PDF(Pubmed)
Abstract:
Genetic diversity is a fundamental component of biodiversity. Examination of global patterns of genetic diversity can help highlight mechanisms underlying species diversity, though a recurring challenge has been that patterns may vary by molecular marker. Here, we compiled 6862 observations of genetic diversity from 492 species of marine fish and tested among hypotheses for diversity gradients: the founder effect hypothesis, the kinetic energy hypothesis, and the productivity-diversity hypothesis. We fit generalized linear mixed effect models (GLMMs) and explored the extent to which various macroecological drivers (latitude, longitude, temperature (SST), and chlorophyll-a concentration) explained variation in genetic diversity. We found that mitochondrial genetic diversity followed geographic gradients similar to those of species diversity, being highest near the Equator, particularly in the Coral Triangle, while nuclear genetic diversity did not follow clear geographic patterns. Despite these differences, all genetic diversity metrics were correlated with chlorophyll-a concentration, while mitochondrial diversity was also positively associated with SST. Our results provide support for the kinetic energy hypothesis, which predicts that elevated mutation rates at higher temperatures increase mitochondrial but not necessarily nuclear diversity, and the productivity-diversity hypothesis, which posits that resource-rich regions support larger populations with greater genetic diversity.

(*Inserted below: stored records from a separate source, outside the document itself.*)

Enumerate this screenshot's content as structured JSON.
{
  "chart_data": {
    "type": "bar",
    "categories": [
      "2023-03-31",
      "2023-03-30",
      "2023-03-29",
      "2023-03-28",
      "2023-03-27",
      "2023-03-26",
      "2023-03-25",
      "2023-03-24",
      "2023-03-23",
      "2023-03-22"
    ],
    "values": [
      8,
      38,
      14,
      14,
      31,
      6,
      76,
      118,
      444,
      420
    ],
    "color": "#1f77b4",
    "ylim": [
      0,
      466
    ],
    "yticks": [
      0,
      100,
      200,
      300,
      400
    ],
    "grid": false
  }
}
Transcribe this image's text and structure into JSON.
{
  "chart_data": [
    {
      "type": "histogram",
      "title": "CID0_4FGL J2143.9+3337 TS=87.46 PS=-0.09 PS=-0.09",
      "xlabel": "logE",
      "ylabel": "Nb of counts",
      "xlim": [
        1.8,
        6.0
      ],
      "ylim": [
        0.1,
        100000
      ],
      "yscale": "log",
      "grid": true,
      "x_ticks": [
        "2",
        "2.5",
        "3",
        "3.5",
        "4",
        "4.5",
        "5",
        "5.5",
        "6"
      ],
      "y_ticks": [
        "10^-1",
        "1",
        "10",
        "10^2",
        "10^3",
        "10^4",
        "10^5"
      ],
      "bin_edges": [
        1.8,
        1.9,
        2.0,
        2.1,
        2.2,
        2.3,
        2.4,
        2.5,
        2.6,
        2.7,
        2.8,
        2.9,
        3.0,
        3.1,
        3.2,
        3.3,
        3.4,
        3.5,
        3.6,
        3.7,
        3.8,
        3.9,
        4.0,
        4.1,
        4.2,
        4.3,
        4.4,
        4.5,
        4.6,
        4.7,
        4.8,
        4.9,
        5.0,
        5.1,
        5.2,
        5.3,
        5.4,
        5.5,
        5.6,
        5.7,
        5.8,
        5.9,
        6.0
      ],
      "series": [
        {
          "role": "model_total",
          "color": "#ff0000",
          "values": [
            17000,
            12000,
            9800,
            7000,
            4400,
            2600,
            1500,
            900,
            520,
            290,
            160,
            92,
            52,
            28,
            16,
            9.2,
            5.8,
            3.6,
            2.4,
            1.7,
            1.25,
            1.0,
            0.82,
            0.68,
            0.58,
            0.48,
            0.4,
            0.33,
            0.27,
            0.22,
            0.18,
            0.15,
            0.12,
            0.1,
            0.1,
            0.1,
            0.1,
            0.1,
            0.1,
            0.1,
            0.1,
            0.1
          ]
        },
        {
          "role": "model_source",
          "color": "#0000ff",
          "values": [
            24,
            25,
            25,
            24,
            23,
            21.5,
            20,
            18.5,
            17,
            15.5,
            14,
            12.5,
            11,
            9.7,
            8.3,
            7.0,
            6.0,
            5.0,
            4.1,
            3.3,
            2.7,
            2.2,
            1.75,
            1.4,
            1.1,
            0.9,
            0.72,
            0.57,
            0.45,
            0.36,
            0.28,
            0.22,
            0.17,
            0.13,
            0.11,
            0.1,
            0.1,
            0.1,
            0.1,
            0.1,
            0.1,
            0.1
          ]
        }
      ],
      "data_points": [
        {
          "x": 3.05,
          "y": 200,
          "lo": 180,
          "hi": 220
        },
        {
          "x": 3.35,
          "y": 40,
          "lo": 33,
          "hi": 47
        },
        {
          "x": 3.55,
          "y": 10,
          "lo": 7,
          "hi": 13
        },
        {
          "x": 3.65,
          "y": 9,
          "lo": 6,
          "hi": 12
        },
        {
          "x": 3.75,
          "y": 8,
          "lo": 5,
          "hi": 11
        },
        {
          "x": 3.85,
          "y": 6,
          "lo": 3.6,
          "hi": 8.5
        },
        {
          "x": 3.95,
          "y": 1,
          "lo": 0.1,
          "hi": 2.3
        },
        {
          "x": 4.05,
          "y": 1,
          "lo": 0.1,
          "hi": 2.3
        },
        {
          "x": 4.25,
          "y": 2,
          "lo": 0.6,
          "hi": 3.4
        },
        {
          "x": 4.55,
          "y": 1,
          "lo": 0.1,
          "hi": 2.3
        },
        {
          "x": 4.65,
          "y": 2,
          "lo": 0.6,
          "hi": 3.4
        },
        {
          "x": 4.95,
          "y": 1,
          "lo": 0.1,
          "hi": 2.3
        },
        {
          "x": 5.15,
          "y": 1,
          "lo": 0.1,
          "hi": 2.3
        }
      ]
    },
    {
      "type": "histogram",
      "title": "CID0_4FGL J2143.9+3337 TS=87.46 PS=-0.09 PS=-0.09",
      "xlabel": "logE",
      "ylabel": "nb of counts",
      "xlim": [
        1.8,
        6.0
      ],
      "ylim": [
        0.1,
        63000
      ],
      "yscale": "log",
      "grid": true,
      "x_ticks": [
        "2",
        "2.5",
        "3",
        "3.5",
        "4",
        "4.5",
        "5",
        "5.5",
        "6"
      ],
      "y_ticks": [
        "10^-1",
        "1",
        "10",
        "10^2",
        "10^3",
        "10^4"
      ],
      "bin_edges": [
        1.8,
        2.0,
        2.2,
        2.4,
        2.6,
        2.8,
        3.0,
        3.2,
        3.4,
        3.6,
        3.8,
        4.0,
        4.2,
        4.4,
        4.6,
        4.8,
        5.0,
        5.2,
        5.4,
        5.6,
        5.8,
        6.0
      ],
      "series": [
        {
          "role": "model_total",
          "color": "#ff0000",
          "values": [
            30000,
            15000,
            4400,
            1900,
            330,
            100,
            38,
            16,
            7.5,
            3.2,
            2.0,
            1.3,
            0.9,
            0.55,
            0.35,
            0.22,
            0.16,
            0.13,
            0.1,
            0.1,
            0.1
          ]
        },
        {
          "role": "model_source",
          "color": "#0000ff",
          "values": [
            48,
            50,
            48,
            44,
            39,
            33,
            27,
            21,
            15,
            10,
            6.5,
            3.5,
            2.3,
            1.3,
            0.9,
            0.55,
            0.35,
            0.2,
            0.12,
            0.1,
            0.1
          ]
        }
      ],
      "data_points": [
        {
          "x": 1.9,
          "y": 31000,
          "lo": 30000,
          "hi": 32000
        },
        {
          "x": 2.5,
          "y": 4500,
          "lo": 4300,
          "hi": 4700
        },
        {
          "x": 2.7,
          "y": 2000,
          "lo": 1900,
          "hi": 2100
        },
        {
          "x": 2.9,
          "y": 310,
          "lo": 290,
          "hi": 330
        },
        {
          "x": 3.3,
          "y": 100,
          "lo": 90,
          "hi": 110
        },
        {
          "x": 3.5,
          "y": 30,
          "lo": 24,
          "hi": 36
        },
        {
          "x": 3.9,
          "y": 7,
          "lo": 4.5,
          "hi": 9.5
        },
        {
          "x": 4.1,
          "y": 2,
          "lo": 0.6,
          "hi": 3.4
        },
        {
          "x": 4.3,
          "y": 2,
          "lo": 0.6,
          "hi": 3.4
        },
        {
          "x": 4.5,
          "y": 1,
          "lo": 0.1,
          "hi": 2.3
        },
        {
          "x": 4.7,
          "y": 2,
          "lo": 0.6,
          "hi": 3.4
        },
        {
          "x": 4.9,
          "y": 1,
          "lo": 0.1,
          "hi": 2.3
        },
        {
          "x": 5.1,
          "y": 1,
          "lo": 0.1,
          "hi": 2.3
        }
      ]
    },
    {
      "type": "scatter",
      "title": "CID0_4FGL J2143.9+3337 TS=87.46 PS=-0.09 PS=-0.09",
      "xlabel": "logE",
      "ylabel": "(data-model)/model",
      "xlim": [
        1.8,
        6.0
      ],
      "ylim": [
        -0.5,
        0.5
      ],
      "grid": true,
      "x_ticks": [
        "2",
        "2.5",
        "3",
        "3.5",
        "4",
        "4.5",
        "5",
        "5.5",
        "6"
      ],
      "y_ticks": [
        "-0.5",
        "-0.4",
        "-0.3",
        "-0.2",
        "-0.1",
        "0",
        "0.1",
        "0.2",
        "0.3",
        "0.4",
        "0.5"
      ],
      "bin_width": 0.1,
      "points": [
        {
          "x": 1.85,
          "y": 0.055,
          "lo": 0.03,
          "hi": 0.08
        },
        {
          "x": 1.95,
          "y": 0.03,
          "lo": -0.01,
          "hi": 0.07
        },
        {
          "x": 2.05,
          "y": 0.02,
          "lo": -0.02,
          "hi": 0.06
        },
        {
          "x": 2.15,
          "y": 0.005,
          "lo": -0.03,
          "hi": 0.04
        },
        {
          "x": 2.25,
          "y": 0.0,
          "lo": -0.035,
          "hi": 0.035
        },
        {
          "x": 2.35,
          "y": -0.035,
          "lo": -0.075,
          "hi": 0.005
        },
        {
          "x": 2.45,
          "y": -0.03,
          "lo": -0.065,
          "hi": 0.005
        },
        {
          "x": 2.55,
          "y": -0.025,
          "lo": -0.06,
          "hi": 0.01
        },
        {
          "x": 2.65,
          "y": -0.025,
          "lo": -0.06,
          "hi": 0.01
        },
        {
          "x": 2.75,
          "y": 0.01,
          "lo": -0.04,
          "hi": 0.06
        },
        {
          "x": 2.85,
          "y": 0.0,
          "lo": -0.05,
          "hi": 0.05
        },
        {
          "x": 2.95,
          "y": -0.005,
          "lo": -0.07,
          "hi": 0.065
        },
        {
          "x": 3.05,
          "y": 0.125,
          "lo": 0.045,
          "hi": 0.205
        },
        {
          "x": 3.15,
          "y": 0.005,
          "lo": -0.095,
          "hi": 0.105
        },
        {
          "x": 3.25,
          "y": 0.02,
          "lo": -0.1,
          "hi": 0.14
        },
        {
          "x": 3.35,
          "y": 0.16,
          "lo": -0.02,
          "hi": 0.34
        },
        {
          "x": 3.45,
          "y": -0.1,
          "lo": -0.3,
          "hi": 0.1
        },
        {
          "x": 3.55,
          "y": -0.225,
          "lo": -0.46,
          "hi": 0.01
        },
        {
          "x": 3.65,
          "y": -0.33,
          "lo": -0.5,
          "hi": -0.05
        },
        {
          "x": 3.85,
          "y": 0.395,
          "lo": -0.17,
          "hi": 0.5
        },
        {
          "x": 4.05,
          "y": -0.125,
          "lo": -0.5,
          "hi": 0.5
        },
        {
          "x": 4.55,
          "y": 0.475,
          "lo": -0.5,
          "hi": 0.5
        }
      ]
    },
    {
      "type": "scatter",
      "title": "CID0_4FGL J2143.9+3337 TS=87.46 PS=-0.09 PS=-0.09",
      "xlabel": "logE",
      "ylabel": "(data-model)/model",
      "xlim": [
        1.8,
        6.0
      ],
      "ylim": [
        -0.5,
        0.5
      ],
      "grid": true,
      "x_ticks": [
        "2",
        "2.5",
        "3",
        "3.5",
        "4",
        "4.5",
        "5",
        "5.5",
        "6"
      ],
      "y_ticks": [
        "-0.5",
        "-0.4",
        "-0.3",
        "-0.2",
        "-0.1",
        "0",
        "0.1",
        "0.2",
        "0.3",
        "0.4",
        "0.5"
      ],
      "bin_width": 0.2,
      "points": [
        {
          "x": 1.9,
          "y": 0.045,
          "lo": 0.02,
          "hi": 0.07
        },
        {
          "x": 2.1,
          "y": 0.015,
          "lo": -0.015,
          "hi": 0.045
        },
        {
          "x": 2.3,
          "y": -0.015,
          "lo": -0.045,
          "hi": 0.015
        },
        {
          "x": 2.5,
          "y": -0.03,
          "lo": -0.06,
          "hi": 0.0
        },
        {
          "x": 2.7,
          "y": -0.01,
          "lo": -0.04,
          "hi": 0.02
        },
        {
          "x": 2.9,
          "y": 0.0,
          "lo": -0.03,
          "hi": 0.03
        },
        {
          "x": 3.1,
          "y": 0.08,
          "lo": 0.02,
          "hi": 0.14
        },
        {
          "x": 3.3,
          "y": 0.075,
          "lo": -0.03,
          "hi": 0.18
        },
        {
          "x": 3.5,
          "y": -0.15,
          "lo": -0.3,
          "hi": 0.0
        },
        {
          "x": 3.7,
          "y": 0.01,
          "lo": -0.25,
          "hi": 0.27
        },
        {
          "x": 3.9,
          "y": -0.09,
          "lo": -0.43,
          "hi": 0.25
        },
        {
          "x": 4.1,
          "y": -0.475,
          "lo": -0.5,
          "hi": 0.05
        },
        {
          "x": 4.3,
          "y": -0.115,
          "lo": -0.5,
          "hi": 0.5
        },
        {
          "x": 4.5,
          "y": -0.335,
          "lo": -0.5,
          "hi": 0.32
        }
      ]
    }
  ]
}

Overall, these findings reveal how environmental variables can influence mutation rates and genetic drift in the ocean, caution against using mitochondrial macrogenetic patterns as proxies for whole-genome diversity, and aid in defining global gradients of genetic diversity.
摘要:
遗传多样性是生物多样性的基本组成部分。对全球遗传多样性模式的检查可以帮助突出物种多样性的潜在机制,尽管反复出现的挑战是模式可能因分子标记而异。这里,我们从492种海鱼中收集了6862种遗传多样性的观察结果,并在多样性梯度的假设中进行了测试:创始人效应假设,动能假说,和生产力多样性假说。我们拟合了广义线性混合效应模型(GLMMs),并探索了各种宏观生态驱动因素(纬度,经度,温度(SST),和叶绿素a浓度)解释了遗传多样性的变化。我们发现线粒体遗传多样性遵循与物种多样性相似的地理梯度,在赤道附近最高,特别是在珊瑚三角,而核遗传多样性没有遵循明确的地理模式。尽管存在这些差异,所有遗传多样性指标均与叶绿素a浓度相关,而线粒体多样性也与SST呈正相关。我们的结果为动能假说提供了支持,预测在较高温度下突变率的升高会增加线粒体,但不一定会增加核多样性,和生产力多样性假说,这表明资源丰富的地区支持具有更大遗传多样性的更大种群。总的来说,这些发现揭示了环境变量如何影响海洋中的突变率和遗传漂移,警惕使用线粒体宏观遗传模式作为全基因组多样性的代理,并帮助定义遗传多样性的全球梯度。